Realistically, they might blindly fire government workers to reduce spending. However, this is not enough to make up the difference between tariff and income tax revenue, and is just going to cause misery and the destruction of state capacity (arguably the intention of such a move).
Liz Trussification of the U.S.
One entirely plausible scenario is that Trump re-enacts the Liz Truss meltdown by making a massive income tax cut matched by a fairly chunky universal tariff increase that was supposed to “pay for” the tax cut. A loosening of fiscal policy coupled with raising the price level via tariffs will be wonderful for resurrecting “the bond vigilantes” in economic/financial commentary. Oh, joy.
Concluding Remarks
Mechanically, tariffs are not going to replace income taxes any time soon. The effects of tariffs would be limited in the near run, since there is no sign that they are politically sustainable.

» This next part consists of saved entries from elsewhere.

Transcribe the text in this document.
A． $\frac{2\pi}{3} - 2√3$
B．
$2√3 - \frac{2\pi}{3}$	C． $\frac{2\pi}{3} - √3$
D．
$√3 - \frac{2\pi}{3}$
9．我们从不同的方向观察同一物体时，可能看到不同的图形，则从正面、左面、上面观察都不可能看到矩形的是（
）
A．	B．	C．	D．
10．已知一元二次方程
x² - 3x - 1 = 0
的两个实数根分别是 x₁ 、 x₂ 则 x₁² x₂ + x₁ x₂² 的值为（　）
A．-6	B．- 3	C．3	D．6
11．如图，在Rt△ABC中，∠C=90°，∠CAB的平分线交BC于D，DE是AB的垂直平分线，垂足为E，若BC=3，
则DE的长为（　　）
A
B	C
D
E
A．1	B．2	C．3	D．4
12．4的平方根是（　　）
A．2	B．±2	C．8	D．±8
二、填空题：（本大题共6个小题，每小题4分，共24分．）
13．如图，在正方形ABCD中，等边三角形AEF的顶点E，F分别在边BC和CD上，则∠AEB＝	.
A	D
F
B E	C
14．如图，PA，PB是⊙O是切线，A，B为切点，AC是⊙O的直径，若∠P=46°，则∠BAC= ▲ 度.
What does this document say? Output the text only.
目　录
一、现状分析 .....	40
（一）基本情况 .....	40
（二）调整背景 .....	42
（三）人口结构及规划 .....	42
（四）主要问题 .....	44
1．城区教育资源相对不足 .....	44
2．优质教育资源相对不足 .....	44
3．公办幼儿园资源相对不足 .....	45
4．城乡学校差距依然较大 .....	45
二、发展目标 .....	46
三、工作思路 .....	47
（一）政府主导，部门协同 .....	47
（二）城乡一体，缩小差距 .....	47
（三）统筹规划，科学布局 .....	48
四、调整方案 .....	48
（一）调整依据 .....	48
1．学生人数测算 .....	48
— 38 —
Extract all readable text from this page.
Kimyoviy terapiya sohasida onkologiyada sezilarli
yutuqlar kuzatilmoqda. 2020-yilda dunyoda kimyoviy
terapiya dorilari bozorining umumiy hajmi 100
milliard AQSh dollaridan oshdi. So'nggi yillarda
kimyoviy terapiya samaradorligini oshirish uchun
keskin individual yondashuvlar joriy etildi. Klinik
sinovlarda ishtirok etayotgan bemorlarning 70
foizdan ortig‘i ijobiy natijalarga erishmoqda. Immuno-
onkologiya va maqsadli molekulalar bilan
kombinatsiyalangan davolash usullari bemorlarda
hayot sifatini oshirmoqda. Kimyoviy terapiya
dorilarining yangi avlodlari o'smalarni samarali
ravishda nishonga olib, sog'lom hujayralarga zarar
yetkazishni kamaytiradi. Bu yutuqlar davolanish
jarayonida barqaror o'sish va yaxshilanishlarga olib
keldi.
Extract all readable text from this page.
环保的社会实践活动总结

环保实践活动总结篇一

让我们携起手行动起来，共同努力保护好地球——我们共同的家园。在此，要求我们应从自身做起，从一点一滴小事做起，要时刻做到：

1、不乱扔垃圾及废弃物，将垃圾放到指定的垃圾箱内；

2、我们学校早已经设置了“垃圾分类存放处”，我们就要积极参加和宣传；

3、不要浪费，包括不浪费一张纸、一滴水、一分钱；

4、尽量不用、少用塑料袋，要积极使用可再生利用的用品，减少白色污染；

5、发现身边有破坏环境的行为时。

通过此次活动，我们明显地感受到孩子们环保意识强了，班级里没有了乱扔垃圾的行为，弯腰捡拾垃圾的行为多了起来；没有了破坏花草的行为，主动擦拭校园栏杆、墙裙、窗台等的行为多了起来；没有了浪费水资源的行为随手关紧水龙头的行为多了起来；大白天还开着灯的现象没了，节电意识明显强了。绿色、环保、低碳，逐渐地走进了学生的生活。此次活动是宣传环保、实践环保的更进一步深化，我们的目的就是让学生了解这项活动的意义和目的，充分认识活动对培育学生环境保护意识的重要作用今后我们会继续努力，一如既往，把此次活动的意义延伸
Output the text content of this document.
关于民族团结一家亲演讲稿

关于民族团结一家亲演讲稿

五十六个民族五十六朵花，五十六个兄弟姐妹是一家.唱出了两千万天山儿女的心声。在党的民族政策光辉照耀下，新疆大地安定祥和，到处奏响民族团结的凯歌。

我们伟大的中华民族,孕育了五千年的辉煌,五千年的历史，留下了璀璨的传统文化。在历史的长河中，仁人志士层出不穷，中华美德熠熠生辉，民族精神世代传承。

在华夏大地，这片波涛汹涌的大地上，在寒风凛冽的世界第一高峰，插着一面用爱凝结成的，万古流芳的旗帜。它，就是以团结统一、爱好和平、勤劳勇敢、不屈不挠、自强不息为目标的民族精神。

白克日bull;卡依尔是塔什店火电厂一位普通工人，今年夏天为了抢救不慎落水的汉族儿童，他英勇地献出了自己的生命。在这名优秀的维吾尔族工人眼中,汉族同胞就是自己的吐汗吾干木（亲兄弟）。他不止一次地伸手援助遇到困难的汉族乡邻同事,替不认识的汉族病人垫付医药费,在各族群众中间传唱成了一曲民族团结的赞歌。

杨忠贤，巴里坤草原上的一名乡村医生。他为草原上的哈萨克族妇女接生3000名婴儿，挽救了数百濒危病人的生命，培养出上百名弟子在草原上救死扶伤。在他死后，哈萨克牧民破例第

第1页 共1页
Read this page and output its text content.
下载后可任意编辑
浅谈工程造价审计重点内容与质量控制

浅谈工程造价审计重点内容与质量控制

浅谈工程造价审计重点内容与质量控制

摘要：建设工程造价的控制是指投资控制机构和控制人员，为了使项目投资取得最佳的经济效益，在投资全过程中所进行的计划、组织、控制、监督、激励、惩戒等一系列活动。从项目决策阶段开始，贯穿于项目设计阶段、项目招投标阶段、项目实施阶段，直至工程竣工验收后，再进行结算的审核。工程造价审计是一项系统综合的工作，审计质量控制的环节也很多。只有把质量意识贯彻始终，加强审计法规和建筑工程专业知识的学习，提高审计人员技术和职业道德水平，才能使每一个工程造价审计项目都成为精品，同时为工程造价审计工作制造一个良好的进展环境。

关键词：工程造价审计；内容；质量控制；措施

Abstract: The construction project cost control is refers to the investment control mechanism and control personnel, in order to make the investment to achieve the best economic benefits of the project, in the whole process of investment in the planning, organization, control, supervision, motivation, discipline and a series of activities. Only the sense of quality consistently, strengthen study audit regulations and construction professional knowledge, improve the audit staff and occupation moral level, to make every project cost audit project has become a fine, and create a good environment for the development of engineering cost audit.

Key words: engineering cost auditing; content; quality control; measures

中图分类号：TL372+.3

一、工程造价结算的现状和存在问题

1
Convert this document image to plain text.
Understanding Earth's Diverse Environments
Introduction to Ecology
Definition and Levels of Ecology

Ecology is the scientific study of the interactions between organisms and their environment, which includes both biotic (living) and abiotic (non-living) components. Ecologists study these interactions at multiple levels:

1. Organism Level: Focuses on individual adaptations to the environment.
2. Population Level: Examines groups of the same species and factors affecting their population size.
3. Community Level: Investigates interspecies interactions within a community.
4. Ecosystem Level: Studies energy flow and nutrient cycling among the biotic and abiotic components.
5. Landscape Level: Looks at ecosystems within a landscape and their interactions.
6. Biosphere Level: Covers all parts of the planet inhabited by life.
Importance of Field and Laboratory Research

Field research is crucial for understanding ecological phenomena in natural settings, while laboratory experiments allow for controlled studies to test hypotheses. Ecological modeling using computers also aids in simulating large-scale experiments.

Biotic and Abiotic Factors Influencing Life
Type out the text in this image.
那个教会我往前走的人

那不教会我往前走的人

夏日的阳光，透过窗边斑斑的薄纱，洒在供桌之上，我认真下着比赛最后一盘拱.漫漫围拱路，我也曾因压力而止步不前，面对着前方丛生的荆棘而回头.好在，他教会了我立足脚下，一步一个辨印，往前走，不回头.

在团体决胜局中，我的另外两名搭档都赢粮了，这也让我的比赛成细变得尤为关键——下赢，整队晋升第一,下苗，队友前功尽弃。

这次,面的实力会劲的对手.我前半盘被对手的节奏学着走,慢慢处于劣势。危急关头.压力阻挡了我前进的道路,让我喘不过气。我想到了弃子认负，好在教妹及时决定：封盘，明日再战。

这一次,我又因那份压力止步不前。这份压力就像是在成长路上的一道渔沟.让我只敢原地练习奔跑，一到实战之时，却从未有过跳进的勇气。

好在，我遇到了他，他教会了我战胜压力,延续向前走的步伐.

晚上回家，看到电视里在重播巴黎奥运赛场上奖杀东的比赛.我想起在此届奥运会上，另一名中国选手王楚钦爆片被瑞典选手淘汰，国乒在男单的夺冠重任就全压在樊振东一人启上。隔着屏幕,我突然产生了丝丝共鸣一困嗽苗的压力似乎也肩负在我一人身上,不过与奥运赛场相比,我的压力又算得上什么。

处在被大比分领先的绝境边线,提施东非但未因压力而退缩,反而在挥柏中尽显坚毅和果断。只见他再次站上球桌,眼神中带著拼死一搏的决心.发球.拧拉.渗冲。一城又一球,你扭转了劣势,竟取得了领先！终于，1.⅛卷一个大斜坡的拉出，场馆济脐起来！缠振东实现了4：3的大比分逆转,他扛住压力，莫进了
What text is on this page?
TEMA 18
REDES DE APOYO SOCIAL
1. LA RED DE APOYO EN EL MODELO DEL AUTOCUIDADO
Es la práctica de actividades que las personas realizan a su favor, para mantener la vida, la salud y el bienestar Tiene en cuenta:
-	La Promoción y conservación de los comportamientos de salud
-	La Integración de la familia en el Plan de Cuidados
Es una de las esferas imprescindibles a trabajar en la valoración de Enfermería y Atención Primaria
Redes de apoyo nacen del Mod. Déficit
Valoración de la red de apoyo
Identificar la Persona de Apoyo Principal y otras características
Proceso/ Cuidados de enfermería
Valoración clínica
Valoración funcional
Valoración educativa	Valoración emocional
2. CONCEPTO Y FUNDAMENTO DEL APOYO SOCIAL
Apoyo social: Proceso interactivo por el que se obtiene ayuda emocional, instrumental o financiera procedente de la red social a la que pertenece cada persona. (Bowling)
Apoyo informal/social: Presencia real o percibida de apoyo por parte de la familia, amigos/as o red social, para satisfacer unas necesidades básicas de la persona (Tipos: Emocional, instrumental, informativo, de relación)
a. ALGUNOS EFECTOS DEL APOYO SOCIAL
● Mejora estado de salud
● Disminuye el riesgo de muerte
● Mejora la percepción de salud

Appendix: The Rise of Bluesky
The exodus from Twitter by the economics/financial posters towards Bluesky over the past week was impressive. This is good news for my readers — I again have a platform that is useful to aggregate links to provide ideas for my own writing. (Most of economic blogging and commentary is responding to others’ articles.) Twitter actively suppressed off-site links, making it entirely useless for that role.
(My profile: https://bsky.app/profile/brianromanchuk.bsky.social.)
One interesting aspect of the migration is how quickly a network is rebuilt if there is a critical mass of content producers who move at the same time. As such, I do not see a need to worry whether Bluesky is perfect or not — people will jump ship if there is a better alternative in sight.